The Mayer Brown statement on Pillar of Shame sidesteps the obvious: Last year, when China took over Hong Kong, Hong Kong’s legal system ​​— the “current law” to which Mayer Brown refers — was effectively incinerated. Today, the law in Hong Kong, like everywhere else in China, is subservient to the party. And the party wants the Chinese, and especially Chinese students, to forget that there were ever people who believed in a free country with due process, civil liberties, the rule of law, and a system of checks and balances. 

(The fate of China’s pro-democracy movement notwithstanding, Mayer Brown does take great pride in its respect for those who it feels have not been sufficiently centered. “Diversity and inclusion have always been moral imperatives at our firm, and in today’s multicultural world, they are also critical to our ability to provide clients with the level of service they deserve and demand,” the firm’s chairman, Paul Theiss, said in July 2020.)

The Danish sculptor Jens Galschiøt, who took three years to make Pillar of Shame, has been waging a one-man campaign to stop the authorities from destroying his artwork. “If you help the Chinese government in their crimes, and you say on your website you have American values, well, you have corrupted your morals,” Galschiøt said, referring to Mayer Brown. 

The sculptor donated his work, in 1997, on the eighth anniversary of the Tiananmen uprising, to the Hong Kong Alliance in Support of Patriotic Democratic Movements. Today, there is hardly anyone left to defend it. Most alliance members have been arrested for illegally commemorating Tiananmen. Galschiøt did find a lawyer willing to fight the order to remove his sculpture, but she requested that her name stay out of print. His previous Hong Kong attorney is in jail.
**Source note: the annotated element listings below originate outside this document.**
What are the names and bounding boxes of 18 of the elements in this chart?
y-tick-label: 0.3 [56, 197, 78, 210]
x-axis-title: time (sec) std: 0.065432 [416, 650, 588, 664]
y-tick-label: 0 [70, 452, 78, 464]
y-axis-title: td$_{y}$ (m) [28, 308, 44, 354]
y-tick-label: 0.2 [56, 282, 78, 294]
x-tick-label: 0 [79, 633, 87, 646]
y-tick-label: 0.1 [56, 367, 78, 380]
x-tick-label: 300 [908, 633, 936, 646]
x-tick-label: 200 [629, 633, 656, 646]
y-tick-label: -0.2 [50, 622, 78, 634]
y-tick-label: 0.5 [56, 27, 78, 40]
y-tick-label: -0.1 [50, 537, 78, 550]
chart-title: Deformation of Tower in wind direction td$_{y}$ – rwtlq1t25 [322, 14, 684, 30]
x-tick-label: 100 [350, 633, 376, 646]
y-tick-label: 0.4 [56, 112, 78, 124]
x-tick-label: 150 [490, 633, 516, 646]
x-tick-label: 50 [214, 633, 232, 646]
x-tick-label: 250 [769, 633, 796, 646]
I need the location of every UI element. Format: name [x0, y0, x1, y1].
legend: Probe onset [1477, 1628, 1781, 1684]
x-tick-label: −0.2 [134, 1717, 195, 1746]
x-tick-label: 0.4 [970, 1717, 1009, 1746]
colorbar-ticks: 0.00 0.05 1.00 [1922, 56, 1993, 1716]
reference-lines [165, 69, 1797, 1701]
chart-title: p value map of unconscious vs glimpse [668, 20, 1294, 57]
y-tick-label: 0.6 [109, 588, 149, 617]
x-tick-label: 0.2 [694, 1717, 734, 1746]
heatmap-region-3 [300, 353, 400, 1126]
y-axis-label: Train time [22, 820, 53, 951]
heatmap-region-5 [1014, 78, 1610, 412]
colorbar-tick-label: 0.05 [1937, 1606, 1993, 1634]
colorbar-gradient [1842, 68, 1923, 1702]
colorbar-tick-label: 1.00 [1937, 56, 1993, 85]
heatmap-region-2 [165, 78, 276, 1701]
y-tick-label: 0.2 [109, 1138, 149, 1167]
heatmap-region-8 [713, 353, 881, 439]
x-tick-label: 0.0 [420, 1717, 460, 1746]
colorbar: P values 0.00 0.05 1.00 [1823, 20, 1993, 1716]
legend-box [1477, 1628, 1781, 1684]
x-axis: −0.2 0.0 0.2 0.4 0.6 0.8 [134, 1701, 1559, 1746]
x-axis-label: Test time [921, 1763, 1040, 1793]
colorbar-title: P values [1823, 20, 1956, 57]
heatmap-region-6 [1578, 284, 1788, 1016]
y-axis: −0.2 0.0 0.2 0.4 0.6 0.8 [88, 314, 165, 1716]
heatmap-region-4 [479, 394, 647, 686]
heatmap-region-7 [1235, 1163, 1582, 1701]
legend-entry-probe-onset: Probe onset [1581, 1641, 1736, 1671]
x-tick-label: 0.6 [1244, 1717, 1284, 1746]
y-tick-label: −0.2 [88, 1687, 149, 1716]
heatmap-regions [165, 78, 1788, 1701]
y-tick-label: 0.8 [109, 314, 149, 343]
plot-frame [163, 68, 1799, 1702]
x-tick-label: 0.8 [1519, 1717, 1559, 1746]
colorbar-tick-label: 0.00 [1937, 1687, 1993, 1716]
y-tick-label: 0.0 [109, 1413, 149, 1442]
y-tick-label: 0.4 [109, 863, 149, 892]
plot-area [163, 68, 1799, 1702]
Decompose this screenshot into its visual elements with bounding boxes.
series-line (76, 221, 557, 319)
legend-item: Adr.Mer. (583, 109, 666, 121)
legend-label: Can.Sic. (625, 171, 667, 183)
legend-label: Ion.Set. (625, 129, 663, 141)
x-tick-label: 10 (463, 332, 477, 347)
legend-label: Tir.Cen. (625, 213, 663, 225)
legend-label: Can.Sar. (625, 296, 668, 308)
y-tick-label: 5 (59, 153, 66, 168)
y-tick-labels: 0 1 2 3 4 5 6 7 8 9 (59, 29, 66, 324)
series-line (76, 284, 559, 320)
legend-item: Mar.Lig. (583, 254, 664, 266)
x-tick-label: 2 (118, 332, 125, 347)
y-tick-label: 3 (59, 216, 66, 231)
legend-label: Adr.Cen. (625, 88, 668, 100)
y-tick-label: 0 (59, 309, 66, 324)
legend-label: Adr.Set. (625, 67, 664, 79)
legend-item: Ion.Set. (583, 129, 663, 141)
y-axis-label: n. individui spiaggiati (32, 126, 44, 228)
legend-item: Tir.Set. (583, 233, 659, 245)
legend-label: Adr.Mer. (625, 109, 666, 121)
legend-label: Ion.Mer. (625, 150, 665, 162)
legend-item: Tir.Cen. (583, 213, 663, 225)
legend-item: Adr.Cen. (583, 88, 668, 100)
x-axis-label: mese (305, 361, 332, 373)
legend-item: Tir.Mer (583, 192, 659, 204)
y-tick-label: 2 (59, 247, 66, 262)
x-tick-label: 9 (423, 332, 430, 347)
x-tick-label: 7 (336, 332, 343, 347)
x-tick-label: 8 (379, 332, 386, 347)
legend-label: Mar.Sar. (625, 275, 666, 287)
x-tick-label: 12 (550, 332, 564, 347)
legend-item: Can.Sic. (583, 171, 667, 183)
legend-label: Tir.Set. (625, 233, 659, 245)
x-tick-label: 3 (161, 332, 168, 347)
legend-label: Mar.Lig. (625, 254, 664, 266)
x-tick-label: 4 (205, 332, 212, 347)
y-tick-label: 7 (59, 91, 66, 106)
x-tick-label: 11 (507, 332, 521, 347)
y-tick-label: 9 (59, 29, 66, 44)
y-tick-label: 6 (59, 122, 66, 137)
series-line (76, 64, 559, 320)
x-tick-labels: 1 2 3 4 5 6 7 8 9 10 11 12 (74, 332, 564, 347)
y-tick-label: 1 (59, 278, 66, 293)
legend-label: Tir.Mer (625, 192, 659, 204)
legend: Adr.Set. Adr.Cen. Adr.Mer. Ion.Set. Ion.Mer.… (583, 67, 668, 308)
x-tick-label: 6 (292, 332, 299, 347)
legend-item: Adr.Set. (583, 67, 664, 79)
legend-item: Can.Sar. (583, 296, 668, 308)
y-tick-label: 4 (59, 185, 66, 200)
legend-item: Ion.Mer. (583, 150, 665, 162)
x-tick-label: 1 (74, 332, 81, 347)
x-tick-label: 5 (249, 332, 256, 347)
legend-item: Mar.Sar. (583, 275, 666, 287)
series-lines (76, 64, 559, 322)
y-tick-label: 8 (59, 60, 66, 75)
The sculptor, who spoke to me by phone from the sprawling Gallery Galschiøt, on the island of Funen, said that he had in mind Cathe Kollwitz’s drawings and The Scream, Edvard Munch’s iconic painting, when he set to work on Pillar of Shame. “I was diving in my darkness when I made the sculpture,” he said.

On October 7, Mayer Brown informed the Hong Kong Alliance in Support of Patriotic Democratic Movements in China that it had until Wednesday to remove the statue, which is made of clay and cast in bronze and concrete. If the alliance does not comply, “the Sculpture will be deemed abandoned,” and the University of Hong Kong “will deal with the Sculpture at such a time and in such a manner as it thinks fit without further notice.”

In an email Tuesday, Galschiøt urged supporters to go to Hong Kong University if his pillar is smashed and collect the remnants. He hopes to use them to make something new that conveys the message that “empire passes away, but art persists.”

Students place flowers in front of the “Pillar of Shame”. (Anthony Kwan/Getty Images)

Republican Senator Lindsey Graham, who, last year, introduced legislation calling for sanctions should China fail to provide a full accounting of the events leading up to the outbreak of Covid-19, lashed out at Mayer Brown: “It is even worse American law firms are doing the bidding of the Communist Party to erase the memory of the brave, young Chinese students who gave their lives for freedom in Tiananmen Square.”

Republican Senator Ted Cruz, whom China sanctioned last year for attacking China over its handling of the pandemic and treatment of the Uighurs, said, “American firms should be ashamed to be complicit” in the removal of the monument.

What is happening right now in Hong Kong is not that different from the Taliban destroying two Buddhas carved in limestone off the cliff of a mountain. Today, the Chinese regime is using the cover of Hong Kong’s once-independent legal system to airbrush an image and an idea that it believes — for good reason — is dangerous. It is scared of the recent past, just as the neanderthals who took over Afghanistan were scared of their ancient past. It is state-sponsored iconoclasm, and its victims are not just the Chinese coerced to forget their history and heritage, but all of us, who still need to be reminded of the crimes and horrors that tyrants wish to erase from our memory.

Eli Lake is a columnist for Bloomberg and a fellow at the Clements Center for National Security at the University of Texas, Austin.